Improvement has not come quickly at Illinois, nor has it come dramatically. But make no mistake, it has come.
From two wins to four wins to six wins, the most basic measure of program building has headed in the right direction in back-to-back seasons in Champaign. For the first time last season, head coach Tim Beckman won a conference game at home (twice) and reached a bowl game.
Those achievements aren’t the kind that get a statue built outside the stadium, and they aren’t the kind that have Illini fans jumping for joy and feeling the positivity. If anything — mostly thanks to a turbulent offseason that’s featured a lengthy list of allegations painting Beckman as a bully of a football coach — fans are feeling as negative as ever.
But those fans would be ignoring the trend.
[MORE BIG TEN: Comfort breeding confidence as Illini prep for 2015 season]

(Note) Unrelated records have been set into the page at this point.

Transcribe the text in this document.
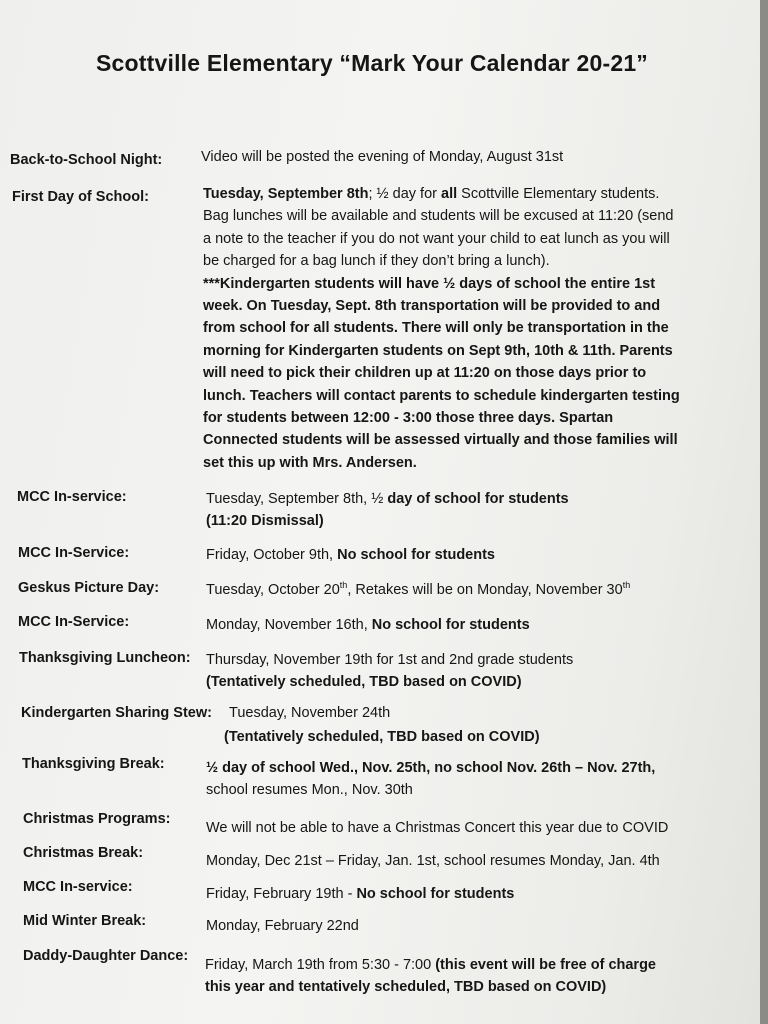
Scottville Elementary “Mark Your Calendar 20-21”
Back-to-School Night:	Video will be posted the evening of Monday, August 31st
First Day of School:	Tuesday, September 8th; ½ day for all Scottville Elementary students.
Bag lunches will be available and students will be excused at 11:20 (send
a note to the teacher if you do not want your child to eat lunch as you will
be charged for a bag lunch if they don’t bring a lunch).
***Kindergarten students will have ½ days of school the entire 1st
week. On Tuesday, Sept. 8th transportation will be provided to and
from school for all students. There will only be transportation in the
morning for Kindergarten students on Sept 9th, 10th & 11th. Parents
will need to pick their children up at 11:20 on those days prior to
lunch. Teachers will contact parents to schedule kindergarten testing
for students between 12:00 - 3:00 those three days. Spartan
Connected students will be assessed virtually and those families will
set this up with Mrs. Andersen.
MCC In-service:	Tuesday, September 8th, ½ day of school for students
(11:20 Dismissal)
MCC In-Service:	Friday, October 9th, No school for students
Geskus Picture Day:	Tuesday, October 20th, Retakes will be on Monday, November 30th
MCC In-Service:	Monday, November 16th, No school for students
Thanksgiving Luncheon: Thursday, November 19th for 1st and 2nd grade students
(Tentatively scheduled, TBD based on COVID)
Kindergarten Sharing Stew: Tuesday, November 24th
(Tentatively scheduled, TBD based on COVID)
Thanksgiving Break:	½ day of school Wed., Nov. 25th, no school Nov. 26th – Nov. 27th,
school resumes Mon., Nov. 30th
Christmas Programs:
We will not be able to have a Christmas Concert this year due to COVID
Christmas Break:	Monday, Dec 21st – Friday, Jan. 1st, school resumes Monday, Jan. 4th
MCC In-service:	Friday, February 19th - No school for students
Mid Winter Break:	Monday, February 22nd
Daddy-Daughter Dance:
Friday, March 19th from 5:30 - 7:00 (this event will be free of charge
this year and tentatively scheduled, TBD based on COVID)
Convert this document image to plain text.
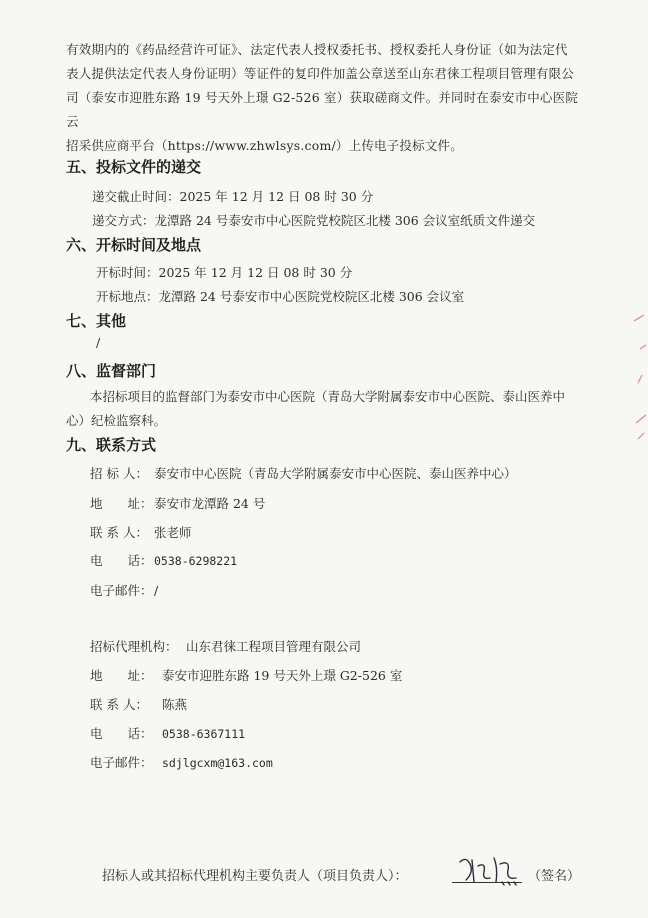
有效期内的《药品经营许可证》、法定代表人授权委托书、授权委托人身份证（如为法定代
表人提供法定代表人身份证明）等证件的复印件加盖公章送至山东君徕工程项目管理有限公
司（泰安市迎胜东路 19 号天外上璟 G2-526 室）获取磋商文件。并同时在泰安市中心医院云
招采供应商平台（https://www.zhwlsys.com/）上传电子投标文件。
五、投标文件的递交
递交截止时间：2025 年 12 月 12 日 08 时 30 分
递交方式：龙潭路 24 号泰安市中心医院党校院区北楼 306 会议室纸质文件递交
六、开标时间及地点
开标时间：2025 年 12 月 12 日 08 时 30 分
开标地点：龙潭路 24 号泰安市中心医院党校院区北楼 306 会议室
七、其他
/
八、监督部门
本招标项目的监督部门为泰安市中心医院（青岛大学附属泰安市中心医院、泰山医养中
心）纪检监察科。
九、联系方式
招 标 人： 泰安市中心医院（青岛大学附属泰安市中心医院、泰山医养中心）
地　　址：泰安市龙潭路 24 号
联 系 人： 张老师
电　　话：0538-6298221
电子邮件：/
招标代理机构： 山东君徕工程项目管理有限公司
地　　址： 泰安市迎胜东路 19 号天外上璟 G2-526 室
联 系 人： 陈燕
电　　话： 0538-6367111
电子邮件： sdjlgcxm@163.com
招标人或其招标代理机构主要负责人（项目负责人）：	（签名）
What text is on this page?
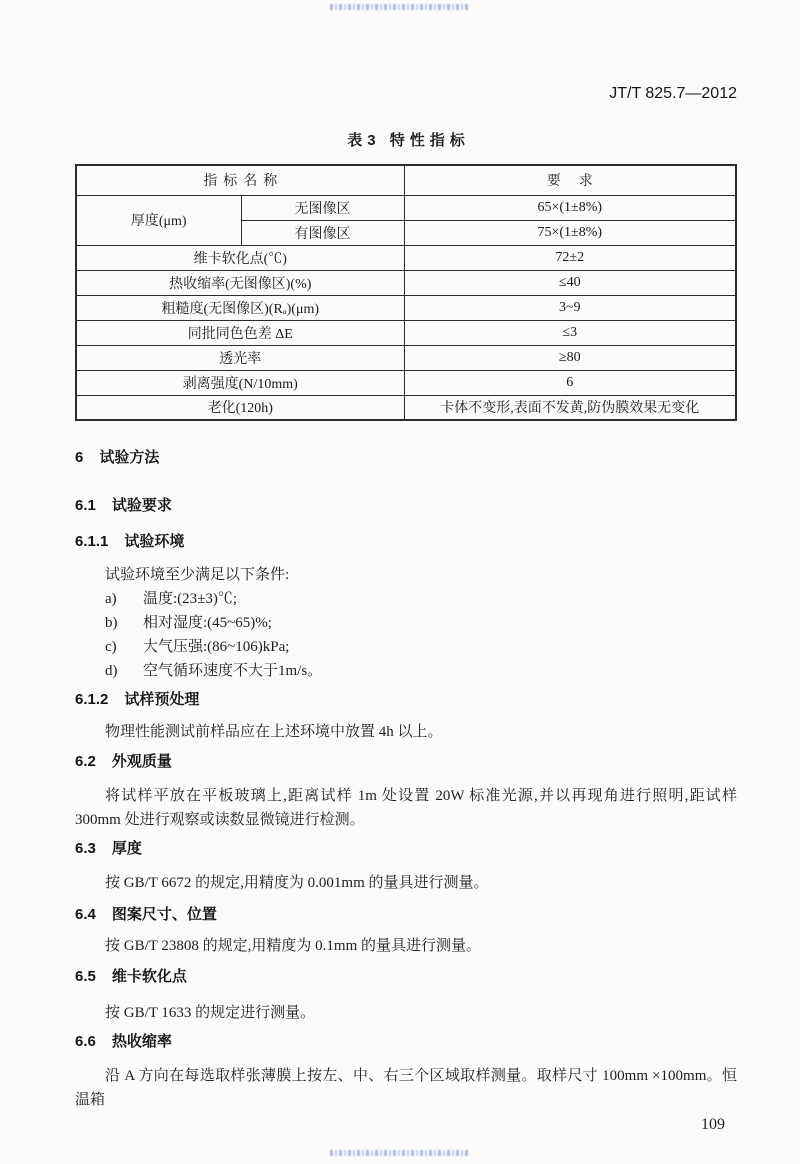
JT/T 825.7—2012
表3 特性指标
指标名称		要求
厚度(μm)	无图像区	65×(1±8%)
	有图像区	75×(1±8%)
维卡软化点(℃)		72±2
热收缩率(无图像区)(%)		≤40
粗糙度(无图像区)(Rₐ)(μm)		3~9
同批同色色差 ΔE		≤3
透光率		≥80
剥离强度(N/10mm)		6
老化(120h)		卡体不变形,表面不发黄,防伪膜效果无变化
6 试验方法
6.1 试验要求
6.1.1 试验环境

试验环境至少满足以下条件:

a) 温度:(23±3)℃;
b) 相对湿度:(45~65)%;
c) 大气压强:(86~106)kPa;
d) 空气循环速度不大于1m/s。
6.1.2 试样预处理

物理性能测试前样品应在上述环境中放置 4h 以上。

6.2 外观质量

将试样平放在平板玻璃上,距离试样 1m 处设置 20W 标准光源,并以再现角进行照明,距试样 300mm 处进行观察或读数显微镜进行检测。

6.3 厚度

按 GB/T 6672 的规定,用精度为 0.001mm 的量具进行测量。

6.4 图案尺寸、位置

按 GB/T 23808 的规定,用精度为 0.1mm 的量具进行测量。

6.5 维卡软化点

按 GB/T 1633 的规定进行测量。

6.6 热收缩率

沿 A 方向在每选取样张薄膜上按左、中、右三个区域取样测量。取样尺寸 100mm ×100mm。恒温箱

109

No one wants to beat their chest over a 6-7 season that ended in a loss to Conference USA’s Louisiana Tech in the anything-but-illustrious Heart of Dallas Bowl. But the year prior, the season’s highlight for Illinois was beating basement-dwelling Purdue. In 2014, there were some legitimate highlights thanks to big conference wins over Minnesota and Penn State in Champaign and a beatdown of rival Northwestern in Evanston — the first time the Illini had done that since 2002.
So what will 2015 bring?
Eight wins — the continuation of the pattern Beckman’s teams have created — does seem unlikely. The schedule isn’t easy with a tough Big Ten slate that should see home-field advantage wiped out by strong opponents Ohio State, Wisconsin and Nebraska visiting Champaign. A home game was jettisoned in favor of a neutral-site (kind of) matchup against Northwestern at Soldier Field. And the lone Power 5 opponent on the non-conference schedule is, for the second straight season, a road game, this time at North Carolina.
On top of the schedule, the team’s best player — wideout Mike Dudek — will miss significant time recovering from a torn ACL he suffered during the spring. The defense has been among the conference’s worst over the past two seasons, and even though new co-defensive coordinator Mike Phair was brought in to help improve it, it’s unsure if he’ll be able to in his first season on campus.
Illinois’ chances likely hinge on Wes Lunt and whether the quarterback can avoid injury and play well if he does stay healthy. He played in just eight of the team’s 13 games last season, getting limited time against Big Ten foes.
The projections aren’t kind to the Illini, with oddsmakers suggesting they’ll struggle to reach four wins. That would be a big step backward for Beckman, and regardless of win total, those offseason allegations alone will have the coach hearing plenty of talk regarding his employment as the season marches on. If the wins are in short supply, that talk will get considerably louder.
But Beckman has heard that talk from unimpressed fans and observers for several seasons now, and each time he’s turned in a win total bigger than the prior season’s. This year isn’t expected to go well for the orange and blue. But if Beckman’s teams have proven one thing, it’s that they’ve improved from season to season, even if that improvement has been difficult to see.
Last season, it was a bowl game, and now the Illini know what it takes to get there.
“They’ve tasted it,” Beckman said Sunday at the team’s media day in Champaign. “You know, 6-6 is average. Just be honest, 6-6 is average. These players experienced what it took to get to that so that they had another opportunity to play. And these seniors now, the 23 of them that we have, know the importance of unity as a team to strive and get the most out of your family or your team.”